If $A$ is a linear map, then $A(\alpha(t))'=A(\alpha'(t))$ Let $A:\mathbb R^3\to \mathbb R^3$ be a linear map. I need the following technical result to solve a problem I'm solving:
$$A(\alpha(t))'=A(\alpha'(t))$$
Where $\alpha:I\to \mathbb R^3$ is a parametric curve.
Intuitively, I know this is true, but I would like to prove it formally.
 A: Let $T$ be the derivative of $A \circ \alpha$, evaluated at a given $t \in I$.  Then $T$ is the unique linear map $\mathbb{R} \rightarrow \mathbb{R}^3$ such that 
$$\frac{||A \circ \alpha(t + h) - A \circ \alpha(t) - T(h)||}{|h|}$$
goes to zero as $h$ goes to $0$.  Let $S: \mathbb{R} \rightarrow \mathbb{R}^3$ be the linear map $S(h) = A(\alpha'(t)h)$.  Then
$$\frac{||A \circ \alpha(t + h) - A \circ \alpha(t) - S(h)||}{|h|} = \frac{||A[ \alpha(t + h) -  \alpha(t) - \alpha'(t)h]||}{|h|}$$
where $|| \cdot ||$ is a fixed norm on $\mathbb{R}^3$.
The numerator is bounded by $||A|| \cdot ||\alpha(t+h) - \alpha(t) - \alpha'(t)h||$, where $||A||$ is the norm of the linear transformation $A$, and by definition of $\alpha'(t)$,
$$\frac{||\alpha(t+h)-\alpha(t) -\alpha'(t)h||}{|h|}$$
goes to zero as $h$ goes to $0$.  So $S$ satisfies the same property as $T$.  By uniqueness, $S = T$.

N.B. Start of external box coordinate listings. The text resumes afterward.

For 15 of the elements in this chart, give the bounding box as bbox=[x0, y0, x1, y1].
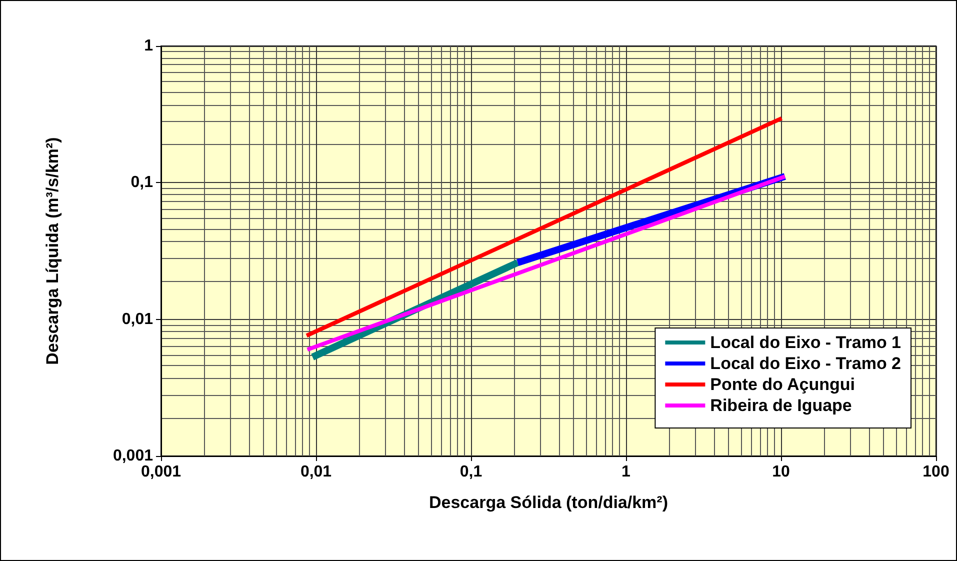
x-axis-title: Descarga Sólida (ton/dia/km²) bbox=[429, 493, 668, 512]
legend-label: Local do Eixo - Tramo 2 bbox=[710, 354, 902, 373]
legend-label: Ponte do Açungui bbox=[710, 375, 855, 394]
y-tick-label: 0,01 bbox=[122, 310, 154, 328]
x-tick-label: 10 bbox=[772, 464, 790, 480]
legend-label: Local do Eixo - Tramo 1 bbox=[710, 333, 902, 352]
y-tick-label: 0,001 bbox=[112, 448, 154, 464]
x-tick-label: 0,1 bbox=[460, 464, 482, 480]
legend-label: Ribeira de Iguape bbox=[710, 396, 852, 415]
y-tick-label: 0,1 bbox=[130, 174, 154, 192]
y-axis-title: Descarga Líquida (m³/s/km²) bbox=[43, 137, 62, 365]
y-tick-label: 1 bbox=[144, 38, 154, 54]
x-tick-label: 0,01 bbox=[300, 464, 332, 480]
x-tick-label: 100 bbox=[922, 464, 950, 480]
x-tick-label: 1 bbox=[622, 464, 631, 480]
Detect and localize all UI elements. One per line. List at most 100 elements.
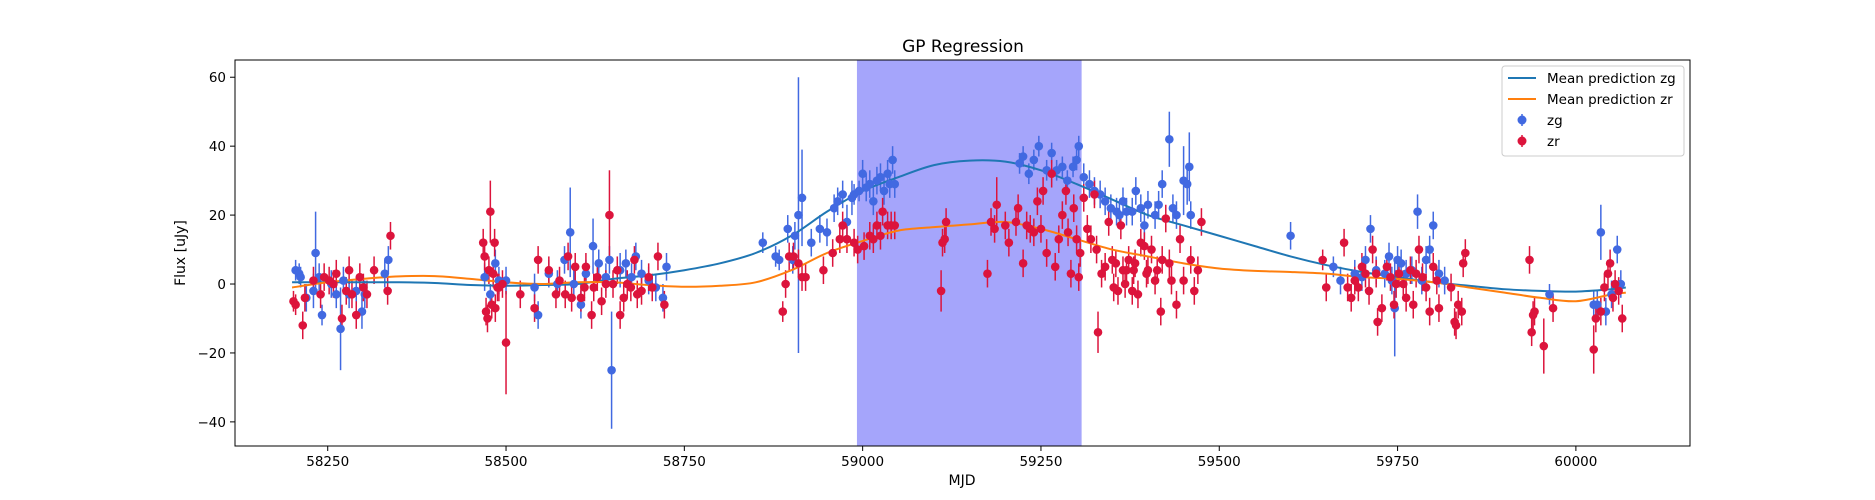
data-point-zg: [581, 269, 591, 278]
legend-label-zr: zr: [1547, 134, 1560, 150]
data-point-zr: [1197, 217, 1206, 227]
data-point-zr: [1608, 293, 1618, 303]
data-point-zg: [588, 241, 598, 251]
data-point-zr: [1133, 290, 1143, 299]
data-point-zr: [660, 300, 669, 309]
data-point-zg: [858, 169, 867, 179]
data-point-zr: [1457, 307, 1467, 316]
x-tick-label: 59250: [1019, 454, 1062, 470]
data-point-zg: [1592, 300, 1602, 309]
data-point-zr: [1172, 300, 1181, 309]
data-point-zg: [1329, 262, 1338, 272]
data-point-zr: [1011, 217, 1021, 227]
data-point-zg: [311, 248, 320, 258]
data-point-zg: [865, 179, 875, 189]
data-point-zg: [627, 272, 636, 282]
x-tick-label: 59750: [1376, 454, 1419, 470]
data-point-zr: [794, 259, 803, 268]
y-tick-label: 0: [217, 277, 226, 293]
data-point-zr: [490, 238, 499, 247]
data-point-zr: [1018, 259, 1028, 268]
data-point-zr: [351, 310, 361, 320]
data-point-zg: [594, 259, 604, 268]
legend-marker-zg: [1517, 114, 1527, 126]
data-point-zr: [362, 290, 372, 299]
data-point-zr: [1075, 248, 1085, 258]
data-point-zg: [1413, 207, 1422, 216]
data-point-zg: [794, 210, 803, 220]
data-point-zr: [1461, 248, 1470, 258]
data-point-zr: [1157, 255, 1167, 265]
data-point-zr: [1167, 276, 1176, 285]
data-point-zg: [530, 283, 539, 292]
data-point-zr: [486, 207, 495, 216]
data-point-zr: [1129, 265, 1138, 275]
data-point-zr: [515, 290, 525, 299]
data-point-zg: [339, 276, 348, 285]
data-point-zg: [1118, 197, 1128, 206]
legend: Mean prediction zg Mean prediction zr zg…: [1501, 65, 1685, 157]
data-point-zg: [1047, 148, 1056, 158]
data-point-zg: [533, 310, 543, 320]
data-point-zr: [1165, 259, 1174, 268]
data-point-zg: [1034, 141, 1044, 151]
data-point-zr: [563, 252, 573, 261]
data-point-zr: [986, 217, 996, 227]
data-point-zg: [869, 197, 878, 206]
data-point-zr: [1432, 276, 1442, 285]
data-point-zg: [1143, 200, 1153, 210]
data-point-zg: [1115, 210, 1124, 220]
data-point-zr: [1418, 272, 1427, 282]
data-point-zg: [1396, 259, 1406, 268]
data-point-zr: [1530, 307, 1539, 316]
data-point-zr: [1357, 262, 1367, 272]
data-point-zr: [1382, 262, 1392, 272]
data-point-zr: [1074, 272, 1084, 282]
data-point-zg: [1384, 252, 1394, 261]
data-point-zg: [888, 155, 897, 165]
data-point-zg: [621, 259, 631, 268]
data-point-zg: [576, 300, 586, 309]
data-point-zg: [1154, 200, 1163, 210]
data-point-zr: [488, 269, 498, 278]
data-point-zr: [337, 314, 347, 323]
data-point-zr: [1083, 224, 1092, 234]
data-point-zr: [859, 241, 869, 251]
data-point-zg: [1150, 210, 1160, 220]
data-point-zr: [1373, 317, 1382, 327]
x-tick-label: 59000: [841, 454, 884, 470]
data-point-zr: [1394, 269, 1404, 278]
data-point-zg: [309, 286, 318, 296]
data-point-zg: [336, 324, 345, 334]
data-point-zr: [1589, 345, 1599, 354]
data-point-zr: [1047, 169, 1056, 179]
data-point-zr: [1617, 314, 1627, 323]
axes-frame: [234, 59, 1691, 447]
data-point-zg: [491, 259, 500, 268]
data-point-zg: [1361, 255, 1370, 265]
data-point-zg: [1131, 186, 1141, 196]
data-point-zr: [555, 276, 564, 285]
data-point-zr: [355, 272, 365, 282]
data-point-zg: [1286, 231, 1295, 241]
data-point-zr: [1343, 283, 1352, 292]
data-point-zg: [1024, 169, 1034, 179]
data-point-zg: [1421, 255, 1431, 265]
data-point-zr: [331, 269, 341, 278]
legend-box: [1501, 65, 1685, 157]
data-point-zr: [1386, 272, 1395, 282]
data-point-zr: [1120, 279, 1130, 289]
data-point-zr: [1036, 224, 1046, 234]
data-point-zr: [1100, 262, 1110, 272]
data-point-zg: [317, 310, 327, 320]
data-point-zr: [570, 262, 580, 272]
data-point-zr: [1063, 228, 1073, 237]
data-point-zg: [662, 262, 671, 272]
data-point-zr: [1013, 203, 1023, 213]
data-point-zg: [822, 228, 832, 237]
data-point-zr: [1113, 286, 1123, 296]
y-tick-label: 40: [209, 139, 226, 155]
data-point-zr: [853, 245, 862, 254]
data-point-zr: [344, 265, 354, 275]
data-point-zg: [565, 228, 575, 237]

Another way using the chain rule:
The chain rule says that the derivative of $A \circ \alpha$, evaluated at $t$, is the composition of the linear transformation $\alpha'(t): \mathbb{R} \rightarrow \mathbb{R}^3$ (the derivative of $\alpha$ evaluated at $t$), followed by the linear transformation $A'(\alpha(t)): \mathbb{R}^3 \rightarrow \mathbb{R}^3$ (the derivative of $A$ evaluated at $\alpha(t)$).  So
$$(A \circ \alpha)'(t) = A'(\alpha(t)) \circ \alpha'(t)$$
Since $A$ is a linear transformation, its derivative at every point of $\mathbb{R}^3$ is constant and equal to $A$.  Thus 
$$(A \circ \alpha)(t) = A \circ \alpha'(t)$$
as linear maps $\mathbb{R} \rightarrow \mathbb{R}^3$.